Overall, ERES’ financials look very healthy. The company’s five-year sales growth rate of 15% is twice that of its competition; and its margins far surpass its peers. Moreover, ERES has no debt. That gives the company tremendous flexibility for growing internally and by acquisition. During the first six months of 2009, the company repurchased shares to the tune of some 2.6 million. That means more earnings shared by fewer investors—and that’s a big positive for owners of ERES. Over the years the company has proven to be an earnings winner, even during the very tough recession, and now that the economy is starting to come around, look for renewed upside in the stock.

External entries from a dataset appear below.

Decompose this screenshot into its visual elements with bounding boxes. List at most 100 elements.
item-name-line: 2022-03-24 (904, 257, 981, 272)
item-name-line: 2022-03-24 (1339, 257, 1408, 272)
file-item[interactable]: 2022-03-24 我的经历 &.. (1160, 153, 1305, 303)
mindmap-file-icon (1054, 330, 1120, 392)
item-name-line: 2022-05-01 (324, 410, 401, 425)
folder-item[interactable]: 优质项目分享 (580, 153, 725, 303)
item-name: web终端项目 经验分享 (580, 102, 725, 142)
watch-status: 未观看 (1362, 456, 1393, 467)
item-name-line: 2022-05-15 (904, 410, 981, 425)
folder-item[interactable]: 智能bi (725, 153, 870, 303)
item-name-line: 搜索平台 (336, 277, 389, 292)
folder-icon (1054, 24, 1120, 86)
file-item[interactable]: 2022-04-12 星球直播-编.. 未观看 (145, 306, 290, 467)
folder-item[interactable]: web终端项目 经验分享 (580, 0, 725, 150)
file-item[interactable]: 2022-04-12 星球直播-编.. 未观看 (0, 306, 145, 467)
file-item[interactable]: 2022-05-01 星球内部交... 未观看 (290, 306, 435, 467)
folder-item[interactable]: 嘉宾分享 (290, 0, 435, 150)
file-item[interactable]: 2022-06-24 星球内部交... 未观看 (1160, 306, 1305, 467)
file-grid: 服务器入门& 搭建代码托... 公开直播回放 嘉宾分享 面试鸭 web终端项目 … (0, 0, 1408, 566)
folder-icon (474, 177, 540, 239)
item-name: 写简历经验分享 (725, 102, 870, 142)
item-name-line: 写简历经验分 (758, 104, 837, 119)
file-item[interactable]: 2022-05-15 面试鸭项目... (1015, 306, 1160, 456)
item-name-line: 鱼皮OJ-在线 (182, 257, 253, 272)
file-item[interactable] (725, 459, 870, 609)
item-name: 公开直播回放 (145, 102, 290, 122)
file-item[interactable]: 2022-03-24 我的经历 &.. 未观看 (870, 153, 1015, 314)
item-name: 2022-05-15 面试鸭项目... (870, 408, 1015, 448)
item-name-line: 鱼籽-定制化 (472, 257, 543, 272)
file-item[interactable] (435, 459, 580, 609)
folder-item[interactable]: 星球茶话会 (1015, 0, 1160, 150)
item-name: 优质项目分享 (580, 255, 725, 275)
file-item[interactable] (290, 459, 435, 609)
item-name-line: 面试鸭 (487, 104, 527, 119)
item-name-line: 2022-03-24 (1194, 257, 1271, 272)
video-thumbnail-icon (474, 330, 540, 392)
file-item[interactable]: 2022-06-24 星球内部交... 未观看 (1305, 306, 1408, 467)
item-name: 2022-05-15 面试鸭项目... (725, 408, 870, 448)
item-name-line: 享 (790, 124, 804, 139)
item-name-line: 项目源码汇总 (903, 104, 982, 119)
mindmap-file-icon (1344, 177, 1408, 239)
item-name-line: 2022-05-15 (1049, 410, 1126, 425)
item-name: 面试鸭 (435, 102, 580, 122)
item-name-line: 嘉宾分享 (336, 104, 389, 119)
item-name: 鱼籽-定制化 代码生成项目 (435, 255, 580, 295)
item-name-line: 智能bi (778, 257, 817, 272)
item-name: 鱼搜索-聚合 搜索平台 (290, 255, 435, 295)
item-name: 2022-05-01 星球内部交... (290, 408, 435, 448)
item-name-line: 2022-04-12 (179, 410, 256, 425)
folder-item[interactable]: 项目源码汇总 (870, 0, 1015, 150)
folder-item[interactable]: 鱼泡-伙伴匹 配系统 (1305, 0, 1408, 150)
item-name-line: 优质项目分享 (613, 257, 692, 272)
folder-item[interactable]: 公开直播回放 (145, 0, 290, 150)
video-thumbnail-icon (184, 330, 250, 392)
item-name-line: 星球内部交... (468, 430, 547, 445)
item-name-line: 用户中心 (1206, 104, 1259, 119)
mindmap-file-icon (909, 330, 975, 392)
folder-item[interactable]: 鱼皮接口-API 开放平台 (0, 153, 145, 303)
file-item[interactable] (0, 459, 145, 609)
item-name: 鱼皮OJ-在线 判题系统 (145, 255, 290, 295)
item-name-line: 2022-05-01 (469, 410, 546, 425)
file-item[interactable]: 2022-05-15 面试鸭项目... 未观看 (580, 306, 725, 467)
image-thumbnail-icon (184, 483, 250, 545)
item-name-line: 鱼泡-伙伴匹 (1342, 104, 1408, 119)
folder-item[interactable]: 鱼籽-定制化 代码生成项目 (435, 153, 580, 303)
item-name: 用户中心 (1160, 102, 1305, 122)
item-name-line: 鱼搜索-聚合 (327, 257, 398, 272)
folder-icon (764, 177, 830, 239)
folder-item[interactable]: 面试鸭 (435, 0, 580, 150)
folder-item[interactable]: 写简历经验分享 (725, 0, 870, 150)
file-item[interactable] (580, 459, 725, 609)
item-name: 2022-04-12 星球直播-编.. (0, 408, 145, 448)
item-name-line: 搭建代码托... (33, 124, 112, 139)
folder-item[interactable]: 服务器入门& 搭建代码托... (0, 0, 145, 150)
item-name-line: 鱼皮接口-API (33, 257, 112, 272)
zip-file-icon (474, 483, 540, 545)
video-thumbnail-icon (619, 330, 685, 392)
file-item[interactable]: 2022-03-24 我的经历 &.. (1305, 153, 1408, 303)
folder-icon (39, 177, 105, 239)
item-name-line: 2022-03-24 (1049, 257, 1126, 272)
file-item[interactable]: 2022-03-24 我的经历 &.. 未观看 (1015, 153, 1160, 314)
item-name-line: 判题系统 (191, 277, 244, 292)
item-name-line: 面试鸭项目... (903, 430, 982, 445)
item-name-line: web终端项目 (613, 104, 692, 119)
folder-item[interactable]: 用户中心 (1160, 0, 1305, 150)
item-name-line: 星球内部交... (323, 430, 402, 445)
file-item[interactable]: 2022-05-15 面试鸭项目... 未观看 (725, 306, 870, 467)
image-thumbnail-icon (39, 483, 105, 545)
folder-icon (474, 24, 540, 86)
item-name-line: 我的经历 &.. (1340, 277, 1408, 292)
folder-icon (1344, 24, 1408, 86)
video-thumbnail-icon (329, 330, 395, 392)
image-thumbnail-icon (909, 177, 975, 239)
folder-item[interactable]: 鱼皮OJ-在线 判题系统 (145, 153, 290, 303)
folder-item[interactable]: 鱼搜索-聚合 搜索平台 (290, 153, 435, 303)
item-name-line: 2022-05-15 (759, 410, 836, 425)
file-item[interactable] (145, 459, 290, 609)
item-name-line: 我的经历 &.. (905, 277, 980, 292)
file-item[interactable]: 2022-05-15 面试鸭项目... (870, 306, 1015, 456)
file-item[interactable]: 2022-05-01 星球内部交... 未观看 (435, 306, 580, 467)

GT Solar (NASDAQ: SOLR) provides standard, as well as custom, manufacturing equipment and turnkey fabrication lines to the global photovoltaic (PV) industry so they can harness solar power. GT Solar also offers custom consultation, engineering services and quality control guidelines to ensure a low-cost, competitive manufacturing process. Equipment, however, accounts for the lion’s share of revenues. GT Solar’s equipment helps its customers produce solar grade polysilicon, manufacture multi-crystalline silicon wafers, produce solar cells and assemble of complete modules—the same types of materials whose demand will climb as the latest push from the Obama administration nudges the nation toward alternative energy sources.
As business soars for wafers, cells and panels, manufacturers will have to step up their production, requiring new and more efficient equipment. Also, this increasing demand will spur even more manufacturers to enter the market—and they will all need GT Solar’s equipment. I really like this stock here, especially in the slick wake of the BP plc. (NYSE: BP) oil disaster. I think nearly everyone now realizes that alternative energy is the wave of the future, so why not get positioned now in this undervalued stock that serves the entire solar segment?
Green Plains Renewable Energy Inc. (NASDAQ: GPRE) is a one-stop shop. The company has an ethanol production capacity of approximately 480 million gallons per year. In addition, its Green Plains Trade is an independent third-party ethanol marketing business, with 360 million gallons of annual production under contract. As ethanol becomes a more popular and more ecofriendly solution than gasoline, I expect Green Plains to really take off.
Green Plains had a phenomenal first quarter. After suffering a $9.3 million loss, or 38 cents per share, in the first quarter of 2009, the company catapulted to a $15.6 million, or 58 cents per share, profit this year. Revenues almost doubled to $426.5 million, up from $221.1 million. The results were a combination of higher production volumes, more business from third-party marketing customers and cost efficiencies.